Independiente no supo ganarlo. No tuvo lo que hay que tener
para imponerse en un Clásico de Avellaneda, más aún considerando que jugó 11
contra 9 más de 45 minutos.
Lucas Pusineri fue responsable del armado del partido y de
las modificaciones; no pudo darle un shock anímico y futbolístico a un equipo
que nunca estuvo metido en el partido.
Sin embargo, hoy el DT parece un rehén, atado de pies y
manos ante las pésimas decisiones y gestiones de la dirigencia.
Le desmantelaron el plantel, pidió incorporaciones puntuales
y no le trajeron a ningún refuerzo, sostienen deudas con los jugadores que
generan un clima infernal y además no cumplen con su principal pedido: mayor
presencia en el día a día.
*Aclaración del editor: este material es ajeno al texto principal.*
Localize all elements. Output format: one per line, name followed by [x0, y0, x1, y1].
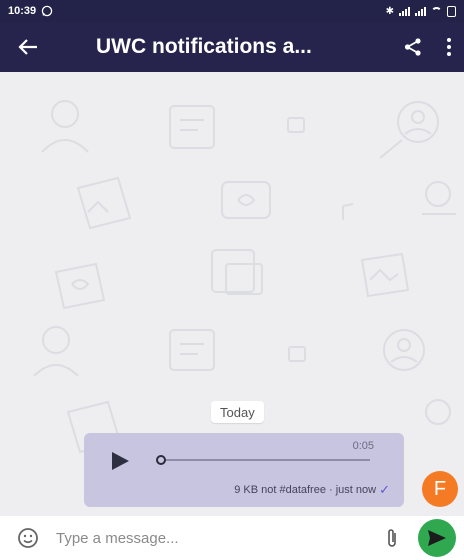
paperclip-icon: [388, 529, 396, 547]
whatsapp-icon: [41, 5, 53, 17]
avatar[interactable]: F: [422, 471, 458, 507]
audio-seek-knob[interactable]: [156, 455, 166, 465]
more-options-button[interactable]: [434, 22, 464, 72]
arrow-left-icon: [18, 39, 37, 55]
share-icon: [404, 38, 421, 56]
emoji-button[interactable]: [0, 516, 56, 560]
play-icon: [112, 452, 129, 470]
signal-icon-2: [415, 6, 426, 16]
message-composer: [0, 516, 464, 560]
wifi-icon: [431, 6, 442, 16]
status-bar: 10:39 ✱: [0, 0, 464, 22]
message-status-text: 9 KB not #datafree · just now: [234, 484, 377, 496]
more-vert-icon: [447, 38, 451, 56]
message-input[interactable]: [56, 523, 372, 553]
play-button[interactable]: [106, 447, 134, 475]
smiley-icon: [18, 528, 38, 548]
check-icon: ✓: [379, 482, 390, 497]
battery-icon: [447, 5, 456, 17]
status-time: 10:39: [8, 5, 37, 17]
voice-duration: 0:05: [352, 440, 374, 452]
audio-progress-track[interactable]: [160, 459, 370, 461]
send-button[interactable]: [418, 519, 456, 557]
voice-message-bubble[interactable]: 0:05 9 KB not #datafree · just now ✓: [84, 433, 404, 507]
message-meta: 9 KB not #datafree · just now ✓: [234, 482, 390, 498]
app-bar: UWC notifications a...: [0, 22, 464, 72]
back-button[interactable]: [0, 22, 56, 72]
share-button[interactable]: [392, 22, 434, 72]
chat-area[interactable]: Today 0:05 9 KB not #datafree · just now…: [0, 72, 464, 516]
bluetooth-icon: ✱: [385, 5, 394, 17]
date-separator: Today: [211, 401, 264, 423]
attach-button[interactable]: [372, 516, 412, 560]
signal-icon: [399, 6, 410, 16]
send-icon: [428, 530, 446, 546]
chat-title[interactable]: UWC notifications a...: [56, 35, 392, 59]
Aunque él aceptó llegar a Independiente bajo ciertas
condiciones desfavorables, movido por el corazón y la necesidad de ensanchar el
CV, hoy la desidia parece mayor a la de hace un mes.
Como si esto fuera poco, los jugadores de ascendencia
adentro del plantel se fueron (Pablo Pérez, Nicolás Domingo y Nicolás Figal) o no
rindieron en el Cilindro. No estuvieron a la altura del clásico, ni con juego
ni con coraje.
El entrenador se vio obligado a poner a pibes que apenas
reúnen un puñado de minutos en Primera División, incluso debutó Thomás Ortega,
que el sábado a la noche estaba en la casa descansando, tras jugar el partido
de la Reserva. Un descalabro, en el que pierde Independiente y también pierde
el ídolo que decidió agarrar un fierro muy caliente.